File Exercise

A bit of practice with files

Goal:

Get a little bit of practice with handling files and parsing simple text.

Paths and File Processing

  • Write a program which prints the full path for all files in the current directory, one per line. Use either the os module or pathlib.
  • Write a program which copies a file from a source, to a destination (without using shutil, or the OS copy command (you are essentially writing a simple version of the OS copy command)).
    • This should work for any kind of file, so you need to open the files in binary mode: open(filename, 'rb') (or 'wb' for writing). Note that for binary files, you can’t use readline() – lines don’t have any meaning for binary files.
    • Test it with both text and binary files (maybe a jpeg or something of your choosing).
    • Advanced: make it work for any size file: i.e. don’t read the entire contents of the file into memory at once.
    • This should only be a few lines of code :-)

File reading and parsing

Download this text file:

students.txt

In it, you will find a list of names and what programming languages they have used in the past. This may be similar to a list generated at the beginning of this class.

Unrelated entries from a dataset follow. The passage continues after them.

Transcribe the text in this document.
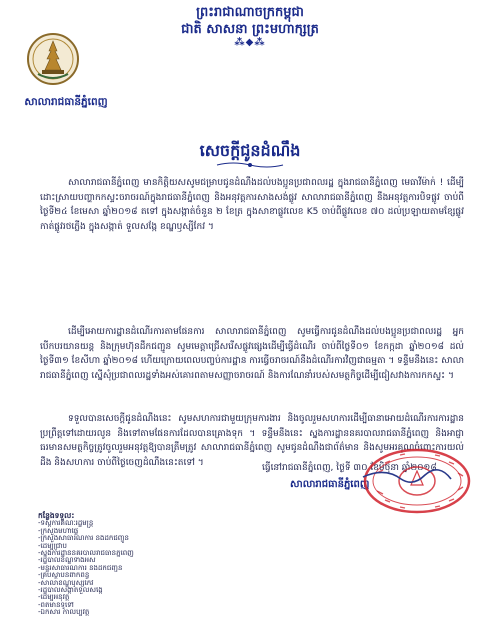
ព្រះរាជាណាចក្រកម្ពុជា
ជាតិ សាសនា ព្រះមហាក្សត្រ
⁂◆⁂
សាលារាជធានីភ្នំពេញ
សេចក្តីជូនដំណឹង
សាលារាជធានីភ្នំពេញ មានកិត្តិយសសូមជម្រាបជូនដំណឹងដល់បងប្អូនប្រជាពលរដ្ឋ ក្នុងរាជធានីភ្នំពេញ មេធាវីម៉ាក់ ! ដើម្បីដោះស្រាយបញ្ហាកកស្ទះចរាចរណ៍ក្នុងរាជធានីភ្នំពេញ និងអនុវត្តការសាងសង់ផ្លូវ សាលារាជធានីភ្នំពេញ នឹងអនុវត្តការបិទផ្លូវ ចាប់ពីថ្ងៃទី២៤ ខែមេសា ឆ្នាំ២០១៨ តទៅ ក្នុងសង្កាត់ចំនួន ២ ខែត្រ ក្នុងសាខាផ្លូវលេខ K5 ចាប់ពីផ្លូវលេខ ៧០ ដល់ប្រឡាយតាមខ្សែផ្លូវកាត់ផ្លូវរថភ្លើង ក្នុងសង្កាត់ ទួលសង្កែ ខណ្ឌឫស្សីកែវ ។
ដើម្បីអោយការដ្ឋានដំណើរការតាមផែនការ សាលារាជធានីភ្នំពេញ សូមធ្វើការជូនដំណឹងដល់បងប្អូនប្រជាពលរដ្ឋ អ្នកបើកបរយានយន្ត និងក្រុមហ៊ុនដឹកជញ្ជូន សូមមេត្តាជ្រើសរើសផ្លូវផ្សេងដើម្បីធ្វើដំណើរ ចាប់ពីថ្ងៃទី០១ ខែកក្កដា ឆ្នាំ២០១៨ ដល់ថ្ងៃទី៣១ ខែសីហា ឆ្នាំ២០១៨ ហើយក្រោយពេលបញ្ចប់ការដ្ឋាន ការធ្វើចរាចរណ៍នឹងដំណើរការវិញជាធម្មតា ។ ទន្ទឹមនឹងនេះ សាលារាជធានីភ្នំពេញ ស្នើសុំប្រជាពលរដ្ឋទាំងអស់គោរពតាមសញ្ញាចរាចរណ៍ និងការណែនាំរបស់សមត្ថកិច្ចដើម្បីជៀសវាងការកកស្ទះ ។
ទទួលបានសេចក្តីជូនដំណឹងនេះ សូមសហការជាមួយក្រុមការងារ និងចូលរួមសហការដើម្បីធានាអោយដំណើរការការដ្ឋាន ប្រព្រឹត្តទៅដោយរលូន និងទៅតាមផែនការដែលបានគ្រោងទុក ។ ទន្ទឹមនឹងនេះ ស្នងការដ្ឋាននគរបាលរាជធានីភ្នំពេញ និងអាជ្ញាធរមានសមត្ថកិច្ចត្រូវចូលរួមអនុវត្តឱ្យបានត្រឹមត្រូវ សាលារាជធានីភ្នំពេញ សូមជូនដំណឹងជាព័ត៌មាន និងសូមអរគុណចំពោះការយល់ដឹង និងសហការ ចាប់ពីថ្ងៃចេញដំណឹងនេះតទៅ ។
ធ្វើនៅរាជធានីភ្នំពេញ, ថ្ងៃទី ៣០ ខែមិថុនា ឆ្នាំ២០១៨
សាលារាជធានីភ្នំពេញ
កន្លែងទទួល:
-ទីស្តីការគណៈរដ្ឋមន្ត្រី
-ក្រសួងមហាផ្ទៃ
-ក្រសួងសាធារណការ និងដឹកជញ្ជូន
-ដើម្បីជ្រាប
-ស្នងការដ្ឋាននគរបាលរាជធានីភ្នំពេញ
-រដ្ឋបាលខណ្ឌទាំងអស់
-មន្ទីរសាធារណការ និងដឹកជញ្ជូន
-គ្រប់ស្ថាប័នពាក់ព័ន្ធ
-សាលាខណ្ឌឫស្សីកែវ
-រដ្ឋបាលសង្កាត់ទួលសង្កែ
-ដើម្បីអនុវត្ត
-ព័ត៌មានទូទៅ
-ឯកសារ កាលប្បវត្តិ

Write a little script that reads that file and generates a list of all the languages that have been used.

What might be the best data structure to use to keep track of bunch of values (the languages) without duplication?

The file format:

The first line of the file is:

Name: Nickname, languages

And each line looks something like this:

Jagger, Michael: Mick, shell, python

So a colon after the name, then the nickname, and then one or more languages.

However, like real data files, the file is NOT well-formed. Only some lines have nicknames, and other small differences, so you will need to write some code to make sure you get it all correct.

How can you tell the difference between a nickname and a language?

Extra challenge: keep track of how many students specified each language.